Screening compounds
Screening compounds: looking for a needle in a haystack
One of the early stages of drug discovery is screening the compounds available – be it a virtual screening or high-throughput screening. This stage is necessary for hit identification, which, later in the drug design pipeline will become leads, which, maybe, will become a drug after a dozen or so years. In this short piece about screening compounds, we will cover some virtual screening techniques as well as some HTS assays used for compound screening at ChemDiv.
Virtual screening: automating common sense
In silico approach allows to work through the screening compounds in a very time-efficient manner by both utilizing computational chemistry and some “common sense” rules medicinal chemists use: like excluding the scaffolds that commonly cause issues down the line due to giving false positives (PAINS), for example. Common approaches here include docking and calculating drug-likeness with characteristics like the tanimoto coefficient, which tells how chemically similar the molecules are, allowing for a quick comparison.
Docking, in a somewhat simplified summary, entails answering a somewhat simple question: does the ligand actually fit the target? A numerical answer to that question is the binding energy, the lower, the better. Programs will estimate it through methods (the evolutionary approach may serve as an example) which give a more-or-less correct answer instead of a more precise one, sacrificing accuracy for speed, which is more important when dealing with the amount of screening compounds tested at the early stages. Moreover, since the virtual screening does not require actual compounds, it is possible to test a larger subset of the chemical space than one has access to.
Virtual screening plan, from “A practical guide to large-scale docking” by Bender et al.
While it would be tempting to rank the molecules and just send the top 5% percent for HTS, the reality is that the work has just started. Because the calculations are optimized for speed, they are not used to rank molecules. Additionally, screening compounds should be filtered for certain interactions with the target, further lowering the amount of molecules that need to be tested.

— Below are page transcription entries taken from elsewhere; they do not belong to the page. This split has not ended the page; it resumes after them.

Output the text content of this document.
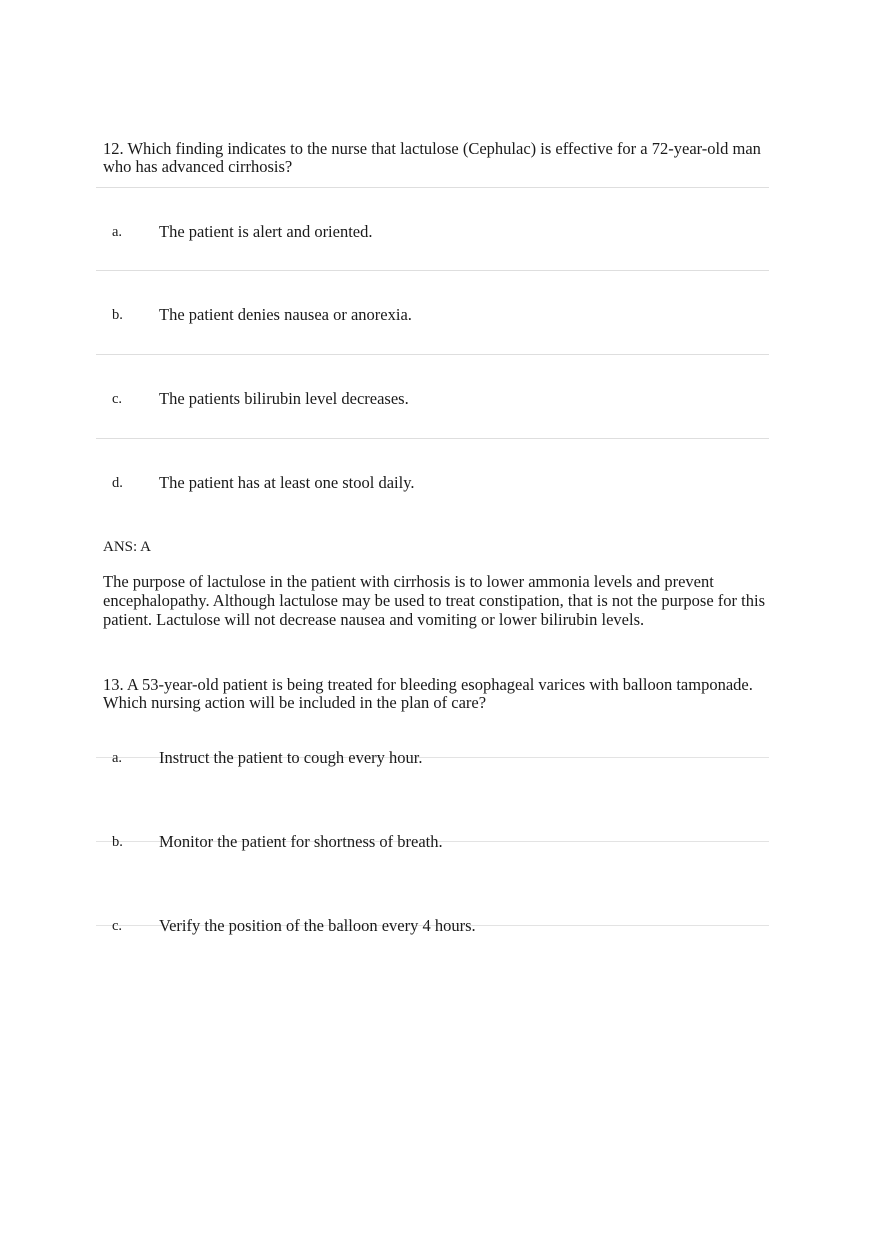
12. Which finding indicates to the nurse that lactulose (Cephulac) is effective for a 72-year-old man who has advanced cirrhosis?
a. The patient is alert and oriented.
b. The patient denies nausea or anorexia.
c. The patients bilirubin level decreases.
d. The patient has at least one stool daily.
ANS: A
The purpose of lactulose in the patient with cirrhosis is to lower ammonia levels and prevent encephalopathy. Although lactulose may be used to treat constipation, that is not the purpose for this patient. Lactulose will not decrease nausea and vomiting or lower bilirubin levels.
13. A 53-year-old patient is being treated for bleeding esophageal varices with balloon tamponade. Which nursing action will be included in the plan of care?
a. Instruct the patient to cough every hour.
b. Monitor the patient for shortness of breath.
c. Verify the position of the balloon every 4 hours.
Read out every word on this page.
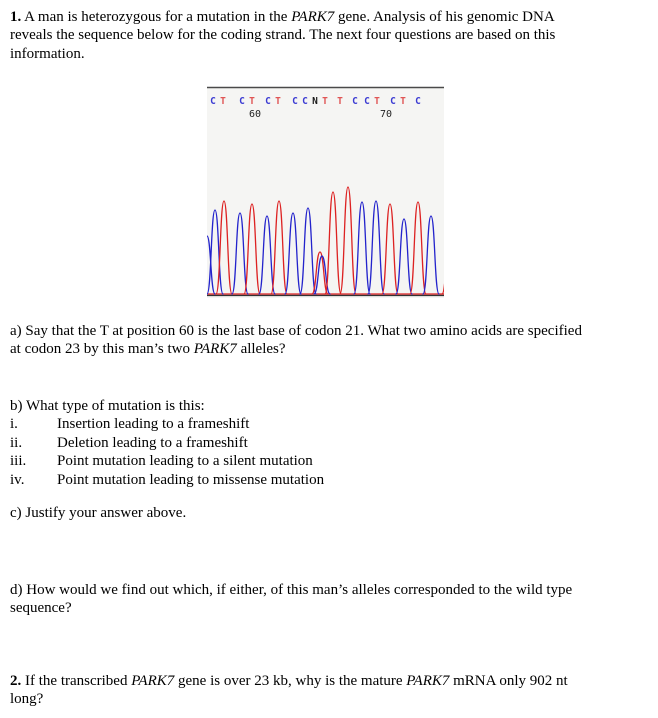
1. A man is heterozygous for a mutation in the PARK7 gene. Analysis of his genomic DNA
reveals the sequence below for the coding strand. The next four questions are based on this
information.
C T C T C T C C N T T C C T C T C
60	70
a) Say that the T at position 60 is the last base of codon 21. What two amino acids are specified
at codon 23 by this man’s two PARK7 alleles?
b) What type of mutation is this:
i.	Insertion leading to a frameshift
ii. Deletion leading to a frameshift
iii. Point mutation leading to a silent mutation
iv. Point mutation leading to missense mutation
c) Justify your answer above.
d) How would we find out which, if either, of this man’s alleles corresponded to the wild type
sequence?
2. If the transcribed PARK7 gene is over 23 kb, why is the mature PARK7 mRNA only 902 nt
long?
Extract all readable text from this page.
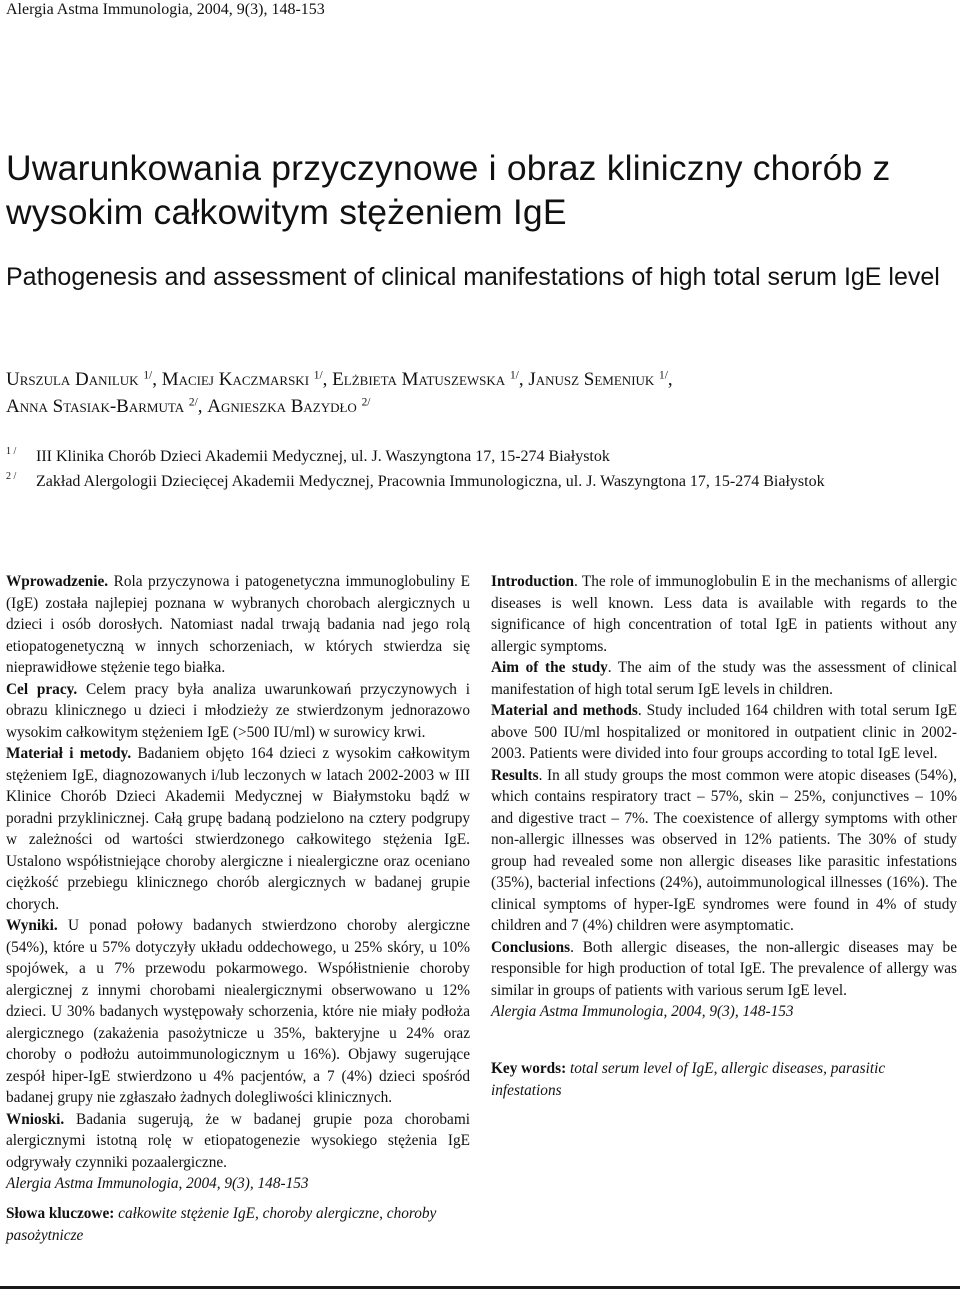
Alergia Astma Immunologia, 2004, 9(3), 148-153
Uwarunkowania przyczynowe i obraz kliniczny chorób z wysokim całkowitym stężeniem IgE
Pathogenesis and assessment of clinical manifestations of high total serum IgE level
Urszula Daniluk $^{1/}$, Maciej Kaczmarski $^{1/}$, Elżbieta Matuszewska $^{1/}$, Janusz Semeniuk $^{1/}$,
Anna Stasiak-Barmuta $^{2/}$, Agnieszka Bazydło $^{2/}$
1 / III Klinika Chorób Dzieci Akademii Medycznej, ul. J. Waszyngtona 17, 15-274 Białystok
2 / Zakład Alergologii Dziecięcej Akademii Medycznej, Pracownia Immunologiczna, ul. J. Waszyngtona 17, 15-274 Białystok

Wprowadzenie. Rola przyczynowa i patogenetyczna immunoglobuliny E (IgE) została najlepiej poznana w wybranych chorobach alergicznych u dzieci i osób dorosłych. Natomiast nadal trwają badania nad jego rolą etiopatogenetyczną w innych schorzeniach, w których stwierdza się nieprawidłowe stężenie tego białka.

Cel pracy. Celem pracy była analiza uwarunkowań przyczynowych i obrazu klinicznego u dzieci i młodzieży ze stwierdzonym jednorazowo wysokim całkowitym stężeniem IgE (>500 IU/ml) w surowicy krwi.

Materiał i metody. Badaniem objęto 164 dzieci z wysokim całkowitym stężeniem IgE, diagnozowanych i/lub leczonych w latach 2002-2003 w III Klinice Chorób Dzieci Akademii Medycznej w Białymstoku bądź w poradni przyklinicznej. Całą grupę badaną podzielono na cztery podgrupy w zależności od wartości stwierdzonego całkowitego stężenia IgE. Ustalono współistniejące choroby alergiczne i niealergiczne oraz oceniano ciężkość przebiegu klinicznego chorób alergicznych w badanej grupie chorych.

Wyniki. U ponad połowy badanych stwierdzono choroby alergiczne (54%), które u 57% dotyczyły układu oddechowego, u 25% skóry, u 10% spojówek, a u 7% przewodu pokarmowego. Współistnienie choroby alergicznej z innymi chorobami niealergicznymi obserwowano u 12% dzieci. U 30% badanych występowały schorzenia, które nie miały podłoża alergicznego (zakażenia pasożytnicze u 35%, bakteryjne u 24% oraz choroby o podłożu autoimmunologicznym u 16%). Objawy sugerujące zespół hiper-IgE stwierdzono u 4% pacjentów, a 7 (4%) dzieci spośród badanej grupy nie zgłaszało żadnych dolegliwości klinicznych.

Wnioski. Badania sugerują, że w badanej grupie poza chorobami alergicznymi istotną rolę w etiopatogenezie wysokiego stężenia IgE odgrywały czynniki pozaalergiczne.

Alergia Astma Immunologia, 2004, 9(3), 148-153

Słowa kluczowe: całkowite stężenie IgE, choroby alergiczne, choroby pasożytnicze

Introduction. The role of immunoglobulin E in the mechanisms of allergic diseases is well known. Less data is available with regards to the significance of high concentration of total IgE in patients without any allergic symptoms.

Aim of the study. The aim of the study was the assessment of clinical manifestation of high total serum IgE levels in children.

Material and methods. Study included 164 children with total serum IgE above 500 IU/ml hospitalized or monitored in outpatient clinic in 2002-2003. Patients were divided into four groups according to total IgE level.

Results. In all study groups the most common were atopic diseases (54%), which contains respiratory tract – 57%, skin – 25%, conjunctives – 10% and digestive tract – 7%. The coexistence of allergy symptoms with other non-allergic illnesses was observed in 12% patients. The 30% of study group had revealed some non allergic diseases like parasitic infestations (35%), bacterial infections (24%), autoimmunological illnesses (16%). The clinical symptoms of hyper-IgE syndromes were found in 4% of study children and 7 (4%) children were asymptomatic.

Conclusions. Both allergic diseases, the non-allergic diseases may be responsible for high production of total IgE. The prevalence of allergy was similar in groups of patients with various serum IgE level.

Alergia Astma Immunologia, 2004, 9(3), 148-153

Key words: total serum level of IgE, allergic diseases, parasitic infestations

High-throughput screening: diagonal reading
After selecting screening compounds from the results of the virtual screening, the next stage in the pipeline is the high-throughput screening. If, at the previous stage, we sampled the chemical space for molecules that might have some activity, now is the time to actually check them in a variety of activity-measuring assays, which include, but are not limited to:
TR-FRET, a fluorescence assay
ADP Hunter, which gives a fluorescent signal proportional to the amount of ADP
Z’-Lyte, in which peptides give a signal, if they were protected by a kinase
pNA assays, in which yellow-colored p-nitroaniline serves as a measure of activity ● ELISA, an antigen-antibody assay
All of these assays, and many more, are used by ChemDiv to work through the screening compounds and deliver the best results possible.
Still, just like virtual screening, HTS is built for speed, which means there are some sacrifices when it comes to accuracy. The more promising hits become leads, at which point one might say that, even if the needle has not been found in the haystack of chemical space, something sufficiently similar has.
Conclusion
Screening compounds go through a variety of screens to minimize costs while maximizing benefits: nowadays the process of screening starts with the virtual screening, which answer the more fundamental questions quickly, but with a somewhat low accuracy. After that, the more promising molecules go through numerous assays, depending on the nature of their target. This allows us to efficiently throw away the molecules that do not demonstrate desired activity and select the few that, if we are lucky, eventually end up as a drug on the shelves years after.